Causes of Men Hair Loss
Androgenetic alopecia is an inherited disease associated with sexual development. According to ancient Greek doctors, male pattern baldness can occur in men at any age after puberty. This is because androgens are male sex hormones and oncethe hair follicles have been exposed to androgens, androgenetic alopecia can develop.
One may associate androgenetic alopecia with “male pattern baldness”. It is the most common type of hair loss in women. Hair loss begins when the scalp hair follicles gradually reduce to smaller size, and less time is spent in the anagen active growth phase. Instead, more hair follicles concentrate in the telogen resting stage of the hair cycle. In men, androgenetic alopecia results in hair loss that mainly occurs at the top of the head. It is often associated with thinning and receding hairlines.
The diagram below illustrates Norwood Male Pattern Baldness. This is the standard classification of the most common types of male pattern baldness.
Type I. Minimal or no recession of the hair line.
Type II. Triangular, usually symmetrical, areas of recession at the frontotemporal hair line.
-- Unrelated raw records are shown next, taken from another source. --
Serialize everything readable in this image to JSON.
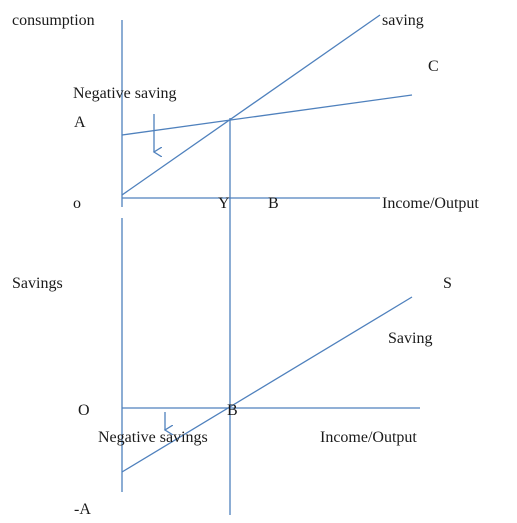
{
  "top_panel": {
    "y_axis_label": "consumption",
    "saving_line_label": "saving",
    "consumption_line_label": "C",
    "negative_saving_label": "Negative saving",
    "point_a_label": "A",
    "origin_label": "o",
    "point_y_label": "Y",
    "point_b_label": "B",
    "x_axis_label": "Income/Output"
  },
  "bottom_panel": {
    "y_axis_label": "Savings",
    "savings_line_label": "S",
    "savings_curve_label": "Saving",
    "origin_label": "O",
    "point_b_label": "B",
    "negative_savings_label": "Negative savings",
    "x_axis_label": "Income/Output",
    "point_neg_a_label": "-A"
  },
  "colors": {
    "lines": "#4f81bd",
    "text": "#1a1a1a"
  }
}
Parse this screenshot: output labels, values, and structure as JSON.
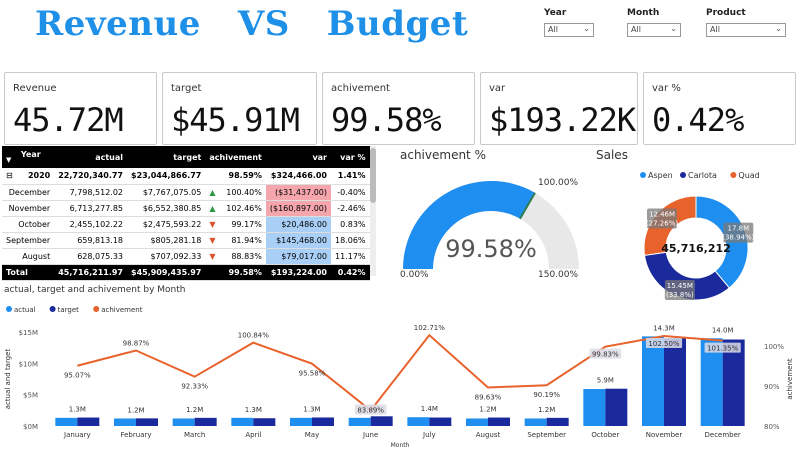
{
  "header": {
    "title": "Revenue   VS   Budget"
  },
  "slicers": [
    {
      "label": "Year",
      "value": "All"
    },
    {
      "label": "Month",
      "value": "All"
    },
    {
      "label": "Product",
      "value": "All"
    }
  ],
  "kpis": [
    {
      "label": "Revenue",
      "value": "45.72M"
    },
    {
      "label": "target",
      "value": "$45.91M"
    },
    {
      "label": "achivement",
      "value": "99.58%"
    },
    {
      "label": "var",
      "value": "$193.22K"
    },
    {
      "label": "var %",
      "value": "0.42%"
    }
  ],
  "matrix": {
    "headers": [
      "Year",
      "actual",
      "target",
      "achivement",
      "var",
      "var %"
    ],
    "year_row": {
      "expand": "⊟",
      "label": "2020",
      "actual": "22,720,340.77",
      "target": "$23,044,866.77",
      "achivement": "98.59%",
      "var": "$324,466.00",
      "var_pct": "1.41%"
    },
    "rows": [
      {
        "label": "December",
        "actual": "7,798,512.02",
        "target": "$7,767,075.05",
        "trend": "up",
        "achivement": "100.40%",
        "var": "($31,437.00)",
        "var_pct": "-0.40%",
        "var_state": "neg"
      },
      {
        "label": "November",
        "actual": "6,713,277.85",
        "target": "$6,552,380.85",
        "trend": "up",
        "achivement": "102.46%",
        "var": "($160,897.00)",
        "var_pct": "-2.46%",
        "var_state": "neg"
      },
      {
        "label": "October",
        "actual": "2,455,102.22",
        "target": "$2,475,593.22",
        "trend": "down",
        "achivement": "99.17%",
        "var": "$20,486.00",
        "var_pct": "0.83%",
        "var_state": "pos"
      },
      {
        "label": "September",
        "actual": "659,813.18",
        "target": "$805,281.18",
        "trend": "down",
        "achivement": "81.94%",
        "var": "$145,468.00",
        "var_pct": "18.06%",
        "var_state": "pos"
      },
      {
        "label": "August",
        "actual": "628,075.33",
        "target": "$707,092.33",
        "trend": "down",
        "achivement": "88.83%",
        "var": "$79,017.00",
        "var_pct": "11.17%",
        "var_state": "pos"
      }
    ],
    "total_row": {
      "label": "Total",
      "actual": "45,716,211.97",
      "target": "$45,909,435.97",
      "achivement": "99.58%",
      "var": "$193,224.00",
      "var_pct": "0.42%"
    },
    "colors": {
      "neg": "#F4A6AC",
      "pos": "#A9CFF6",
      "up": "#2e9a4c",
      "down": "#e0522f"
    }
  },
  "chart_data": [
    {
      "type": "gauge",
      "title": "achivement %",
      "value": 99.58,
      "value_label": "99.58%",
      "min": 0,
      "min_label": "0.00%",
      "max": 150,
      "max_label": "150.00%",
      "target": 100,
      "target_label": "100.00%",
      "colors": {
        "fill": "#1E8FF0",
        "track": "#E8E8E8",
        "target": "#2e7d4f"
      }
    },
    {
      "type": "pie",
      "variant": "donut",
      "title": "Sales",
      "center_label": "45,716,212",
      "legend_position": "top",
      "slices": [
        {
          "name": "Aspen",
          "value": 17.8,
          "label_value": "17.8M",
          "label_pct": "(38.94%)",
          "color": "#1E8FF0"
        },
        {
          "name": "Carlota",
          "value": 15.45,
          "label_value": "15.45M",
          "label_pct": "(33.8%)",
          "color": "#1A2A9C"
        },
        {
          "name": "Quad",
          "value": 12.46,
          "label_value": "12.46M",
          "label_pct": "(27.26%)",
          "color": "#E8622C"
        }
      ]
    },
    {
      "type": "bar",
      "variant": "combo-bar-line",
      "title": "actual, target and achivement by Month",
      "xlabel": "Month",
      "ylabel": "actual and target",
      "y2label": "achivement",
      "legend_position": "top-left",
      "categories": [
        "January",
        "February",
        "March",
        "April",
        "May",
        "June",
        "July",
        "August",
        "September",
        "October",
        "November",
        "December"
      ],
      "ylim": [
        0,
        15
      ],
      "y_ticks": [
        0,
        5,
        10,
        15
      ],
      "y_tick_labels": [
        "$0M",
        "$5M",
        "$10M",
        "$15M"
      ],
      "y2lim": [
        80,
        103.5
      ],
      "y2_ticks": [
        80,
        90,
        100
      ],
      "y2_tick_labels": [
        "80%",
        "90%",
        "100%"
      ],
      "series": [
        {
          "name": "actual",
          "kind": "bar",
          "color": "#1E8FF0",
          "values": [
            1.3,
            1.2,
            1.2,
            1.3,
            1.3,
            1.3,
            1.4,
            1.2,
            1.2,
            5.9,
            14.3,
            14.0
          ],
          "labels": [
            "1.3M",
            "1.2M",
            "1.2M",
            "1.3M",
            "1.3M",
            "1.3M",
            "1.4M",
            "1.2M",
            "1.2M",
            "5.9M",
            "14.3M",
            "14.0M"
          ]
        },
        {
          "name": "target",
          "kind": "bar",
          "color": "#1A2A9C",
          "values": [
            1.35,
            1.22,
            1.3,
            1.24,
            1.36,
            1.55,
            1.35,
            1.35,
            1.3,
            5.95,
            14.0,
            13.8
          ]
        },
        {
          "name": "achivement",
          "kind": "line",
          "axis": "y2",
          "color": "#E8622C",
          "values": [
            95.07,
            98.87,
            92.33,
            100.84,
            95.58,
            83.89,
            102.71,
            89.63,
            90.19,
            99.83,
            102.5,
            101.35
          ],
          "labels": [
            "95.07%",
            "98.87%",
            "92.33%",
            "100.84%",
            "95.58%",
            "83.89%",
            "102.71%",
            "89.63%",
            "90.19%",
            "99.83%",
            "102.50%",
            "101.35%"
          ]
        }
      ]
    }
  ]
}
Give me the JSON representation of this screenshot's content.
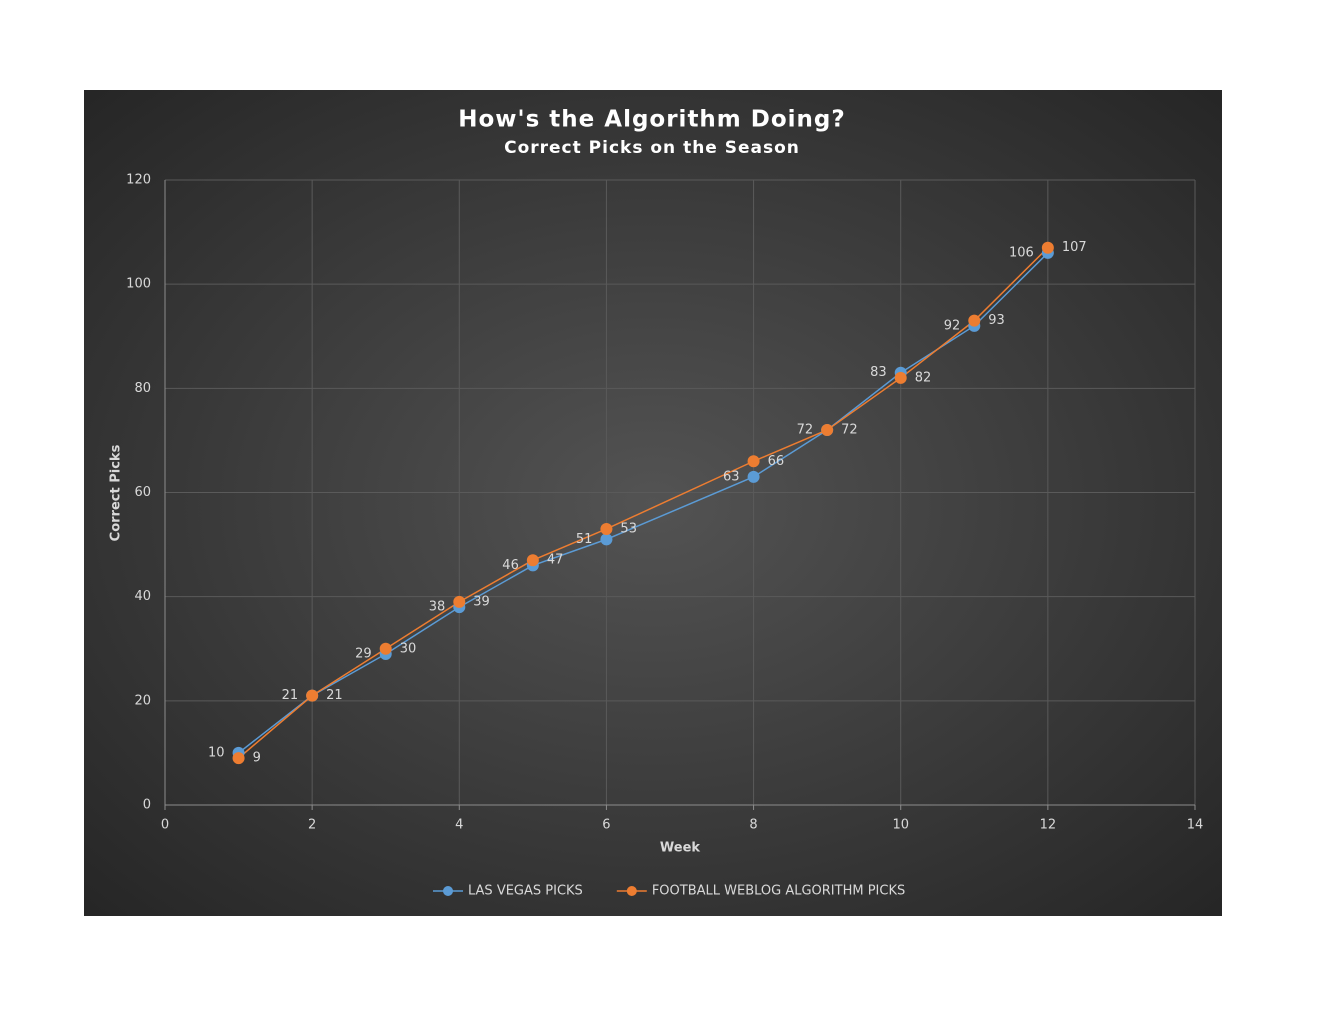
{
  "chart_data": {
    "type": "line",
    "title": "How's the Algorithm Doing?",
    "subtitle": "Correct Picks on the Season",
    "x_label": "Week",
    "y_label": "Correct Picks",
    "x": [
      1,
      2,
      3,
      4,
      5,
      6,
      8,
      9,
      10,
      11,
      12
    ],
    "series": [
      {
        "name": "LAS VEGAS PICKS",
        "color": "#5b9bd5",
        "values": [
          10,
          21,
          29,
          38,
          46,
          51,
          63,
          72,
          83,
          92,
          106
        ]
      },
      {
        "name": "FOOTBALL WEBLOG ALGORITHM PICKS",
        "color": "#ed7d31",
        "values": [
          9,
          21,
          30,
          39,
          47,
          53,
          66,
          72,
          82,
          93,
          107
        ]
      }
    ],
    "xlim": [
      0,
      14
    ],
    "xticks": [
      0,
      2,
      4,
      6,
      8,
      10,
      12,
      14
    ],
    "ylim": [
      0,
      120
    ],
    "yticks": [
      0,
      20,
      40,
      60,
      80,
      100,
      120
    ],
    "grid": true,
    "legend": "bottom"
  }
}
Type III. This represents the minimal extent of hair loss sufficient to be considered baldness according to Norwood. Most type III scalps have deep symmetrical recession at the temples that are bare or only sparsely covered by hair.
Type III vertex. In this presentation, the hair loss is primarily from the vertex with limited recession of the frontotemporal hair line that does not exceed the degree of recession seen in type III.
Type IV. The frontotemporal recession is more severe than in type III. There is sparse hair or no hair on the vertex. The two areas of hair loss are separated by a band of moderately dense hair that extends across the top. This band connects with the fully haired fringe on the sides of the scalp. Type IV is distinguished from type III vertex in which the loss is primarily from the vertex.
Type V. The vertex hair loss region is still separated from the frontotemporal region but it is less distinct. The band of hair across the crown is narrower and sparser. The vertex and frontotemporal regions of hair loss are bigger. Viewed from above, types V, VI, and VII are all characterized by surviving hair on the sides and back of the scalp forming a distinct horseshoe shape.
Type VI. The bridge of hair that crossed the crown is now gone with only sparse hair remaining. The fronttemporal and vertex regions are now joined together and the extent of hair loss is greater.
Type VII. The most severe form of hair loss presents as extensive loss. A narrow band of hair in a horseshoe shape survives on the sides and back of the scalp. This hair is usually not dense and may be quite fine. The hair is also sparse on the nape of the neck and in a semicircle over both ears.